Unsupported parameters
The following standard Spark parameters are not supported. Because EMR Serverless Spark manages cluster deployment, resource scheduling, and security at the platform level, these settings do not need to be configured per job.
-
--deploy-mode -
--master -
--repositories -
--keytab -
--principal -
--total-executor-cores -
--driver-library-path -
--driver-class-path -
--supervise -
--verbose
Step 4: Query a Spark job
Using the CLI
Query job status:
cd emr-serverless-spark-tool-0.11.3-SNAPSHOT
./bin/spark-submit --status <job-run-id>
Query job details:
cd emr-serverless-spark-tool-0.11.3-SNAPSHOT
./bin/spark-submit --detail <job-run-id>
Using the console
-
On the EMR Serverless Spark page, click Job History in the left navigation pane.
-
Click the Development Jobs tab to view submitted jobs.

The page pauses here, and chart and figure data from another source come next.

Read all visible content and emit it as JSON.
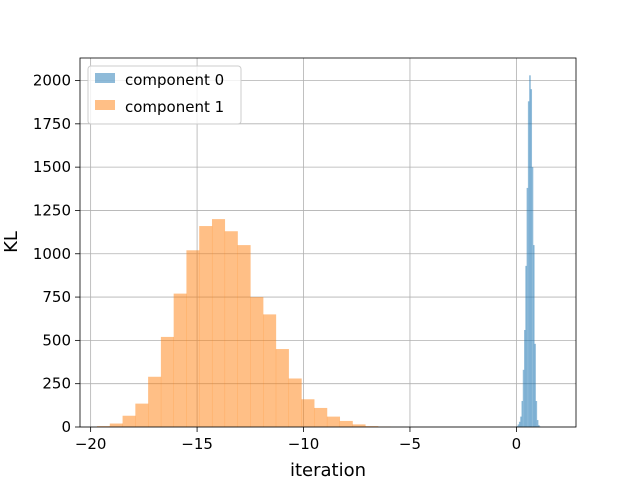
{
  "chart_data": {
    "type": "histogram",
    "xlabel": "iteration",
    "ylabel": "KL",
    "xlim": [
      -20.5,
      2.8
    ],
    "ylim": [
      0,
      2130
    ],
    "xticks": [
      -20,
      -15,
      -10,
      -5,
      0
    ],
    "xtick_labels": [
      "−20",
      "−15",
      "−10",
      "−5",
      "0"
    ],
    "yticks": [
      0,
      250,
      500,
      750,
      1000,
      1250,
      1500,
      1750,
      2000
    ],
    "ytick_labels": [
      "0",
      "250",
      "500",
      "750",
      "1000",
      "1250",
      "1500",
      "1750",
      "2000"
    ],
    "grid": true,
    "legend_position": "upper-left",
    "series": [
      {
        "name": "component 0",
        "color": "#1f77b4",
        "alpha": 0.5,
        "bin_edges": [
          0.0,
          0.06,
          0.12,
          0.18,
          0.24,
          0.3,
          0.36,
          0.42,
          0.48,
          0.54,
          0.6,
          0.66,
          0.72,
          0.78,
          0.84,
          0.9,
          0.96,
          1.02,
          1.08,
          1.14,
          1.2,
          1.26,
          1.32,
          1.38,
          1.44,
          1.5,
          1.56,
          1.62,
          1.68,
          1.74,
          1.8
        ],
        "counts": [
          5,
          15,
          30,
          60,
          150,
          330,
          560,
          930,
          1380,
          1880,
          2030,
          1950,
          1500,
          1050,
          480,
          150,
          40,
          10,
          3,
          0,
          0,
          0,
          0,
          0,
          0,
          0,
          0,
          0,
          0,
          0
        ]
      },
      {
        "name": "component 1",
        "color": "#ff7f0e",
        "alpha": 0.5,
        "bin_edges": [
          -19.7,
          -19.1,
          -18.5,
          -17.9,
          -17.3,
          -16.7,
          -16.1,
          -15.5,
          -14.9,
          -14.3,
          -13.7,
          -13.1,
          -12.5,
          -11.9,
          -11.3,
          -10.7,
          -10.1,
          -9.5,
          -8.9,
          -8.3,
          -7.7,
          -7.1,
          -6.5,
          -5.9
        ],
        "counts": [
          5,
          20,
          65,
          135,
          290,
          520,
          770,
          1020,
          1160,
          1200,
          1130,
          1050,
          750,
          650,
          450,
          280,
          160,
          110,
          60,
          35,
          15,
          5,
          2
        ]
      }
    ]
  }
}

Step 5 (optional): Stop a Spark job
cd emr-serverless-spark-tool-0.11.3-SNAPSHOT
./bin/spark-submit --kill <job-run-id>
You can stop only jobs in the Running state.
FAQ
How do I specify network connectivity when submitting a batch job?
First, set up a network connection. See Add a network connection.
Then pass the connection name in your spark-submit command:
--conf spark.emr.serverless.network.service.name=<network-connection-name>